Poem of the Week*

Last summer my family and I were waiting for a new family member to arrive. I was in Boston with my daughter and son-in-law, hanging out. Making dinner. Watching movies. Writing. Teaching. Waiting, waiting, and hoping: for an uneventful birth, a quick recovery, a healthy baby.

In me as I waited were shadows, worry ghosts haunting me. Worry my daughter’s birth would be as hard as mine were, worry the baby would not be ready for the world, worry my daughter would suffer but keep it to herself.

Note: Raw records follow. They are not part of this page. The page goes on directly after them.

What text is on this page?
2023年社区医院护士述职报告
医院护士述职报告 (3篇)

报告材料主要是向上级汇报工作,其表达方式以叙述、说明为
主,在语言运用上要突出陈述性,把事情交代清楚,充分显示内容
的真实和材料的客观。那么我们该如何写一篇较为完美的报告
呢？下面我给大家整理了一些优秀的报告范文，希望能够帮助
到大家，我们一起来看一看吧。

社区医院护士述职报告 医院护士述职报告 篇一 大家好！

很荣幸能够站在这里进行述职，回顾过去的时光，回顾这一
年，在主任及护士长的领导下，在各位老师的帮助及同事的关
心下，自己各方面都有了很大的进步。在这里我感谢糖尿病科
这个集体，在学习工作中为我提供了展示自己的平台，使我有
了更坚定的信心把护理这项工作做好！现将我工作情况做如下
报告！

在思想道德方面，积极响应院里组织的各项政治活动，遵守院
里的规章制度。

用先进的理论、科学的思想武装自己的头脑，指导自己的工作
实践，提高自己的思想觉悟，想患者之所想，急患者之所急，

I tried to cope with these ghosts the way I cope with most things, by silently tripling down on determination.

It wasn’t until a few months after the baby was here that I understood the scared ghosts in me were remnants of my former self, that overwhelmed girl who never told anyone she couldn’t cope and just struggled through. And now here is this new presence, making us all laugh and smile, fixing us with those bright brown eyes. Sometimes, if we’re lucky, we get a chance to comfort our past selves.

Between Mother and Other

My heart is younger, higher than  
at any time since I held 
your beginning life against it. 
The mirror does not lie, 
I am as my mother was, 
as I, of course, would never be. 
On this day of days, time is gracious. 
It has, I think, a special fondness
for first-time grandmothers
and so leaves one thing unchanged –
I love your daughter as I loved
the daughter cradled in my
arms, that long ago yesterday when
I was you, and you were she. 

​*I have tried in vain to find the author of this poem. If anyone out there knows the poet, please tell me.